Here in 2015 with all of the controversy around the Blurred Lines legal ruling, it would be incredibly sad if musicians were discouraged from the creative use of samples. It’s noticeable though that the original writing credits for the tracks on the Public Enemy album did not recognise the original authors of the samples. This was an album that relied on “Funky Drummer” by James Brown for many tracks as did many other hip hop tracks of the era along with a musical collage of many different samples. The difference for me though was that whole was much greater than the sum of the parts. It wasn’t just the wholesale lifting of a chorus as happened as we moved into the 90s. The common theme with all of these samples was they had a metronomic quality that I am sure is in no small part generated by the fantastic musicians who produced them. This fluid rigidity made them ideal for the cut and paste sampling techniques that the Bomb Squad and their less innovative successors used.

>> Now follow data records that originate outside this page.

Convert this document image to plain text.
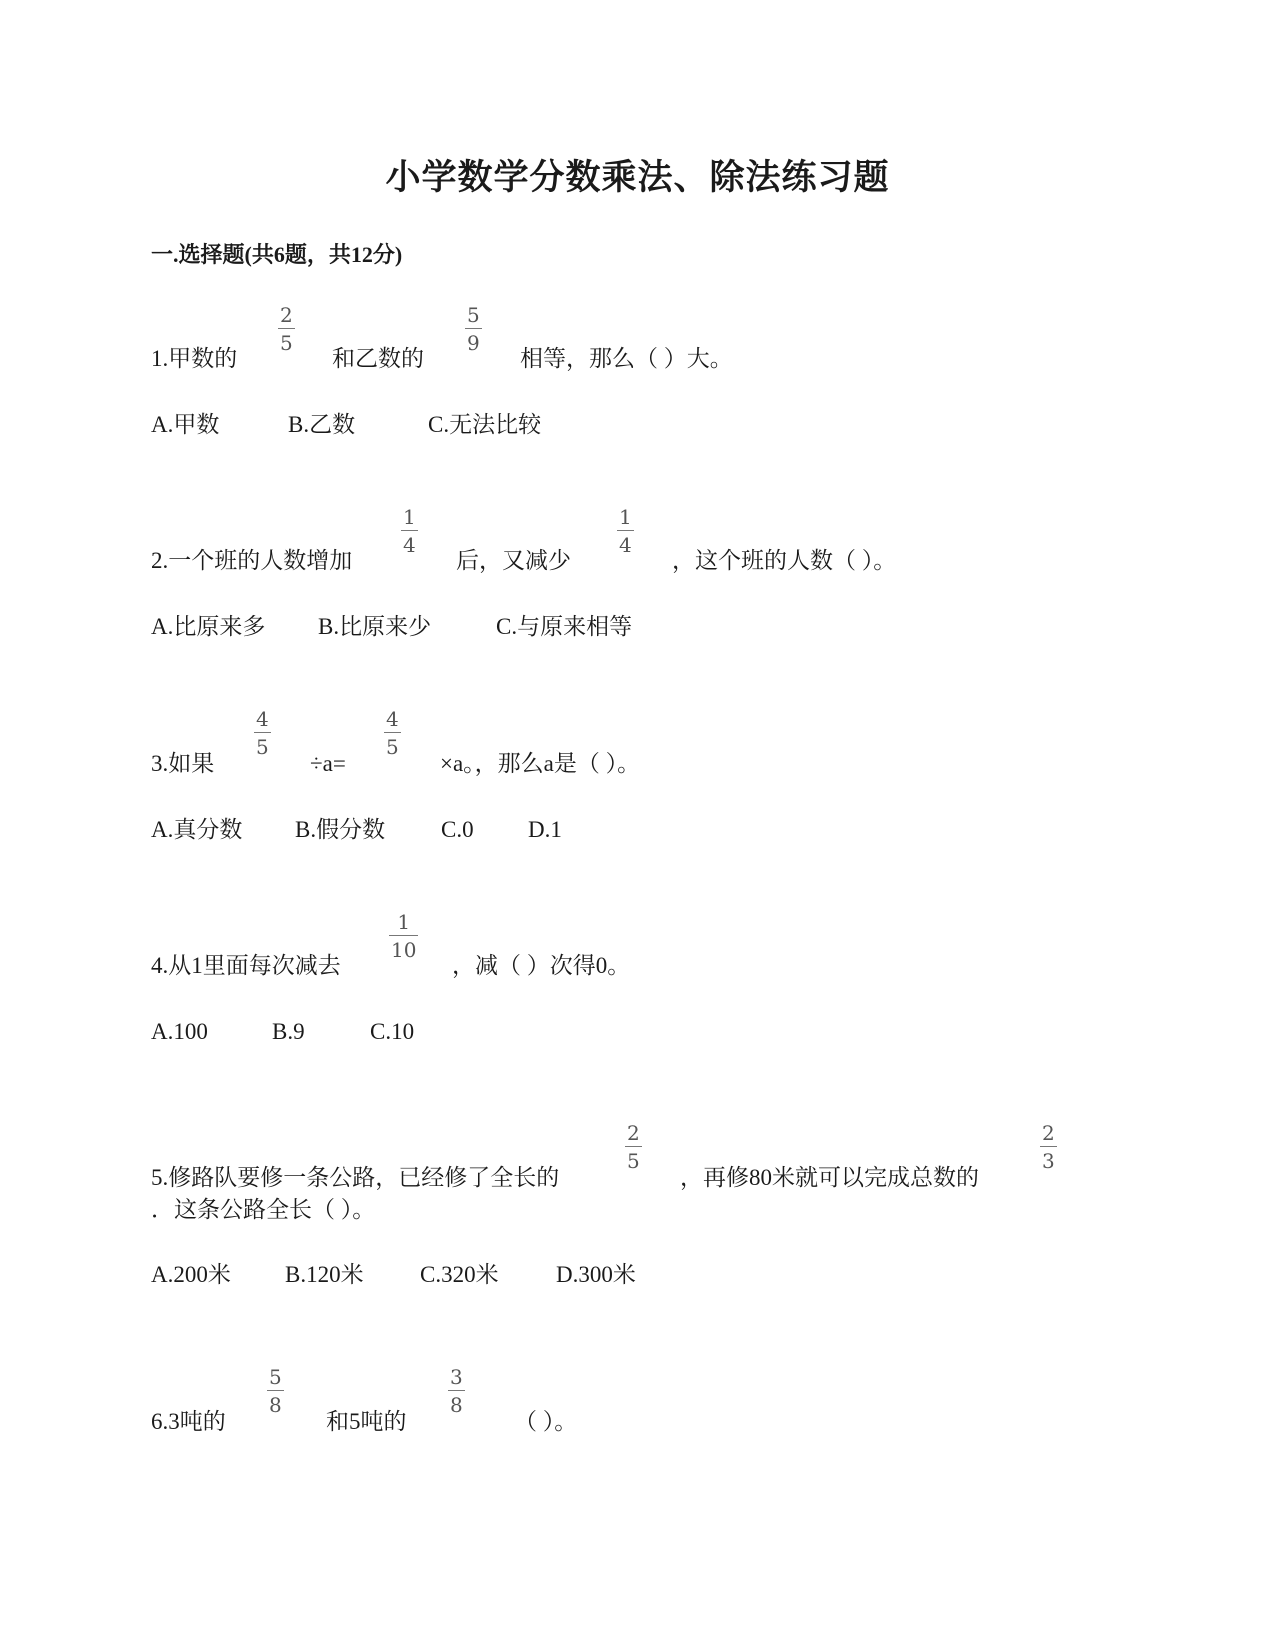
小学数学分数乘法、除法练习题
一.选择题(共6题，共12分)
1.甲数的
2
5
和乙数的
5
9
相等，那么（ ）大。
A.甲数	B.乙数	C.无法比较
2.一个班的人数增加
1
4
后，又减少
1
4
，这个班的人数（ ）。
A.比原来多 B.比原来少	C.与原来相等
3.如果
4
5
÷a=
4
5
×a。，那么a是（ ）。
A.真分数 B.假分数 C.0 D.1
4.从1里面每次减去
1
10
，减（ ）次得0。
A.100	B.9	C.10
5.修路队要修一条公路，已经修了全长的
2
5
，再修80米就可以完成总数的
2
3
．这条公路全长（ ）。
A.200米 B.120米 C.320米 D.300米
6.3吨的
5
8
和5吨的
3
8
（ ）。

We’ll come back to JB (and may be even JB’s) another day though, along with the remaining four CDs.

8 comments

  1. I was & still am a big fan of Robert Palmer’s first 3 solo LPs. I got to see the Meters support the Stones at Bingley Hall in 76, they were blimmin’ amazing. My Black Country buying was done at Graduate Records Dudley, hovering about on payday waiting for the owner to put his over-priced & much desired US imports on sale.